Monsieur [O] [G] fait valoir qu'il lui arrivait fréquemment d'effectuer des heures supplémentaires, qui étaient rémunérées soit sous forme de primes au mètre carré de chape réalisée, soit en espèces, que lorsqu'il a interrogé son employeur sur les modalités de rémunération des heures supplémentaires dans le cadre de son CDI, il a eu à faire face à la colère du gérant de la société qui lui a indiqué de prendre la porte, que c'est lors de la récupération de ses documents sociaux que la SARL EURO CHAPE FLUIDE lui a demandé de signer son contrat de travail, qu'il s'est par la suite aperçu que son employeur avait indiqué sur l'attestation Pôle emploi « fin de période d'essai à l'initiative du salarié », que l'employeur n'apporte pas la preuve que la période d'essai avait été convenue initialement entre les deux parties, que le contrat a été rompu verbalement par l'employeur en dehors de toute période d'essai, que l'attestation de Monsieur [I] produite par l'employeur ne respecte pas le formalisme de l'article 202 du code de procédure civile, qu'il a déposé plainte pour cette attestation mensongère, qu'il convient de confirmer le jugement en ce qu'il a dit son licenciement irrégulier et abusif, qu'il y a lieu en revanche de réformer le jugement sur le quantum des dommages intérêts, que son ancienneté remonte au 6 septembre 2011, soit un an d'ancienneté, qu'il a été placé dans une situation financière difficile et doit être indemnisé de son préjudice, que l'absence de dénonciation du reçu pour solde de tout compte n'interdit pas au salarié de formuler par la suite devant le conseil de prud'hommes une demande de rappel d'heures supplémentaires impayées, lesquelles ne figurent pas sur les bulletins de paie ni au titre des sommes énumérées sur le solde de tout compte, que sa demande en paiement d'heures supplémentaires est donc recevable, qu'il verse les attestations de deux anciens salariés de l'entreprise établissant la réalité des heures supplémentaires et qu'il doit être reçu en l'ensemble de ses demandes.

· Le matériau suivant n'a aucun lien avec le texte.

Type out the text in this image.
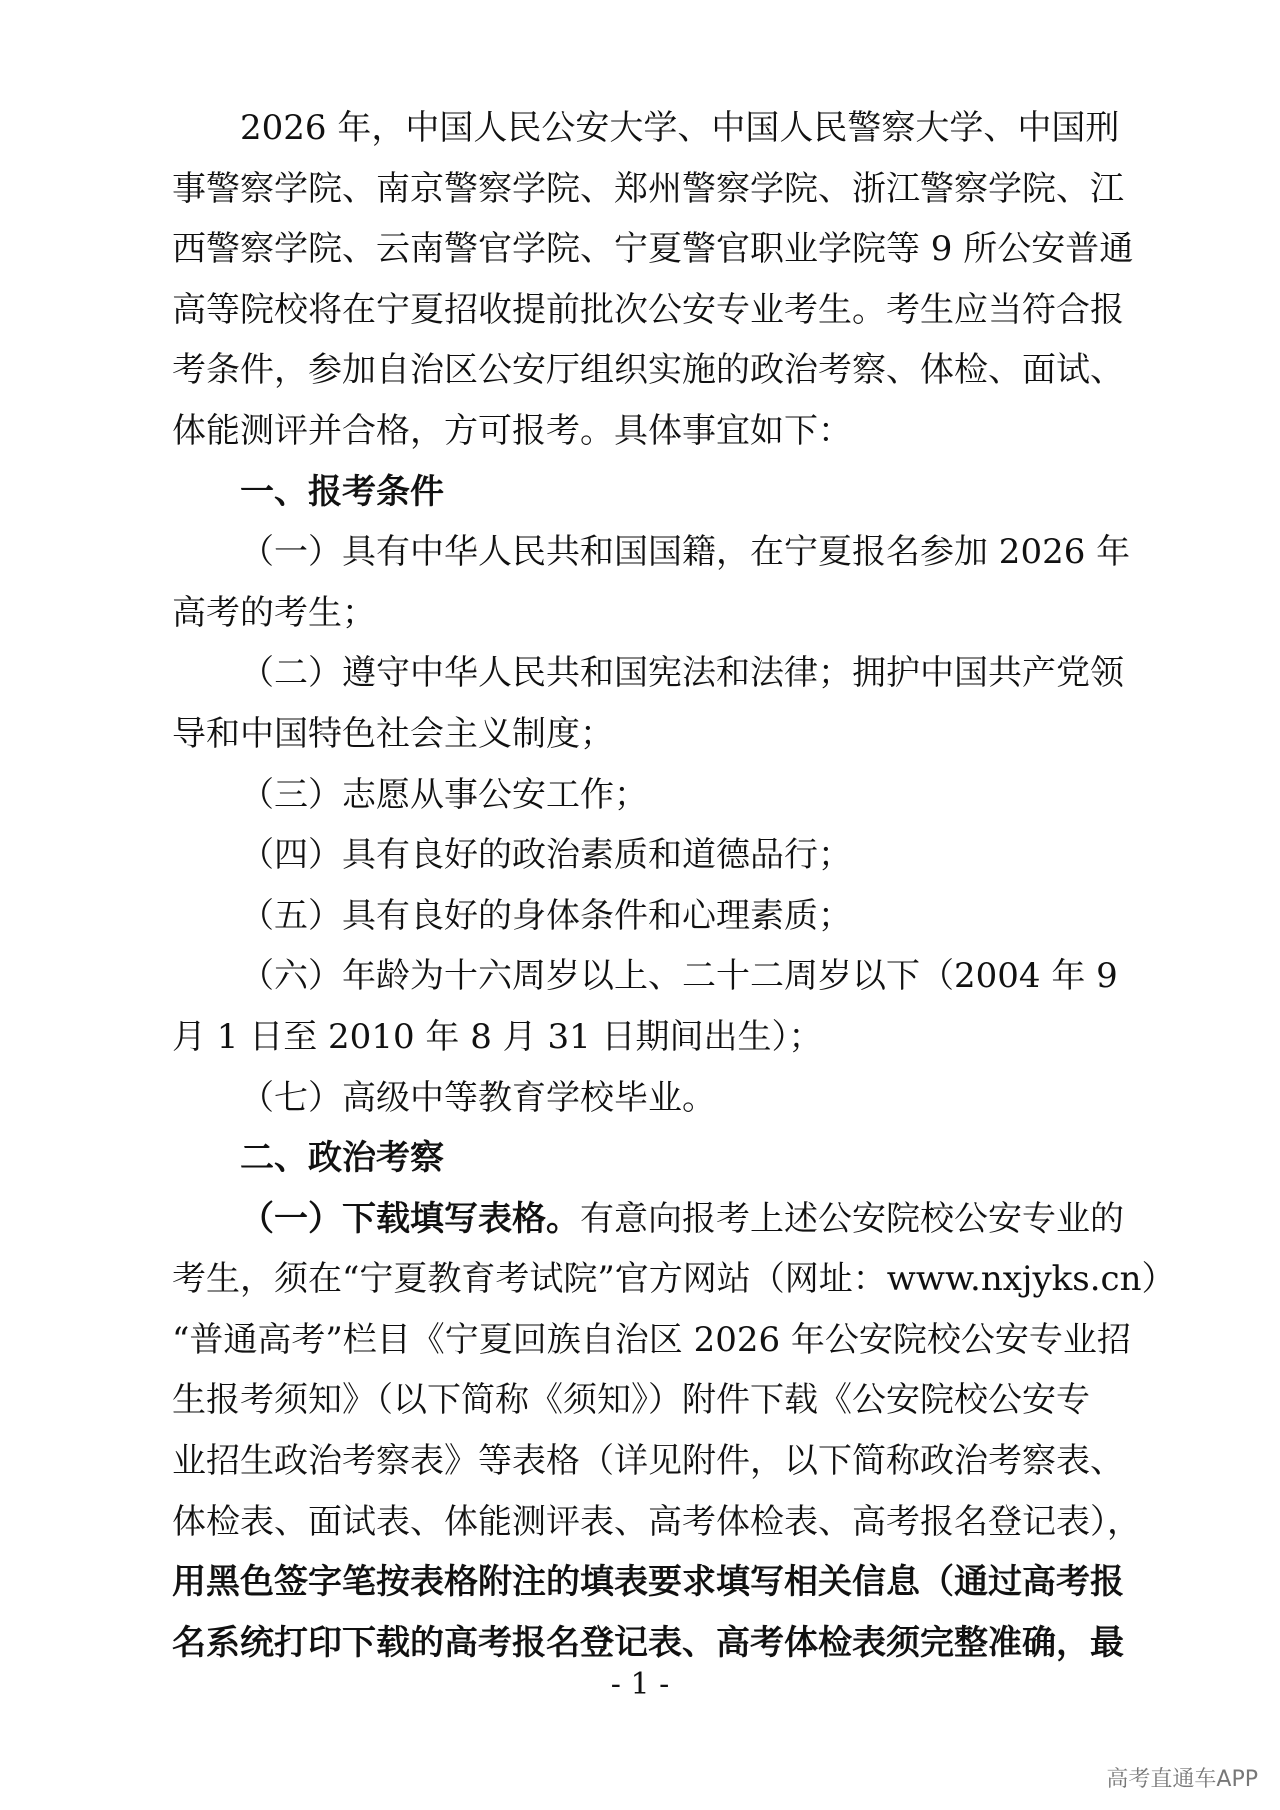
2026 年，中国人民公安大学、中国人民警察大学、中国刑
事警察学院、南京警察学院、郑州警察学院、浙江警察学院、江
西警察学院、云南警官学院、宁夏警官职业学院等 9 所公安普通
高等院校将在宁夏招收提前批次公安专业考生。考生应当符合报
考条件，参加自治区公安厅组织实施的政治考察、体检、面试、
体能测评并合格，方可报考。具体事宜如下：
一、报考条件
（一）具有中华人民共和国国籍，在宁夏报名参加 2026 年
高考的考生；
（二）遵守中华人民共和国宪法和法律；拥护中国共产党领
导和中国特色社会主义制度；
（三）志愿从事公安工作；
（四）具有良好的政治素质和道德品行；
（五）具有良好的身体条件和心理素质；
（六）年龄为十六周岁以上、二十二周岁以下（2004 年 9
月 1 日至 2010 年 8 月 31 日期间出生）；
（七）高级中等教育学校毕业。
二、政治考察
（一）下载填写表格。有意向报考上述公安院校公安专业的
考生，须在“宁夏教育考试院”官方网站（网址：www.nxjyks.cn）
“普通高考”栏目《宁夏回族自治区 2026 年公安院校公安专业招
生报考须知》（以下简称《须知》）附件下载《公安院校公安专
业招生政治考察表》等表格（详见附件，以下简称政治考察表、
体检表、面试表、体能测评表、高考体检表、高考报名登记表），
用黑色签字笔按表格附注的填表要求填写相关信息（通过高考报
名系统打印下载的高考报名登记表、高考体检表须完整准确，最
- 1 -
高考直通车APP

La SARL EURO CHAPE FLUIDE conclut à l'infirmation du jugement déféré, statuant à nouveau, à ce que soit constatée la rupture de la période d'essai à l'initiative de Monsieur [O] [G], subsidiairement, à ce que soit constatée la démission claire et non équivoque du salarié, à ce que soit constaté l'effet libératoire du reçu pour solde de tout compte signé le 18 septembre 2012, au débouté de Monsieur [O] [G] de toutes ses demandes, fins et conclusions, reconventionnellement, à la condamnation de Monsieur [O] [G] aux entiers dépens et à payer à la SARL EURO CHAPE FLUIDE les sommes de :
-1000 € en réparation du préjudice subi du fait de l'exécution déloyale du contrat de travail,
-5000 € en réparation du préjudice subi du fait de la procédure engagée de manière particulièrement abusive,
-4000 € au titre de l'article 700 du code de procédure civile.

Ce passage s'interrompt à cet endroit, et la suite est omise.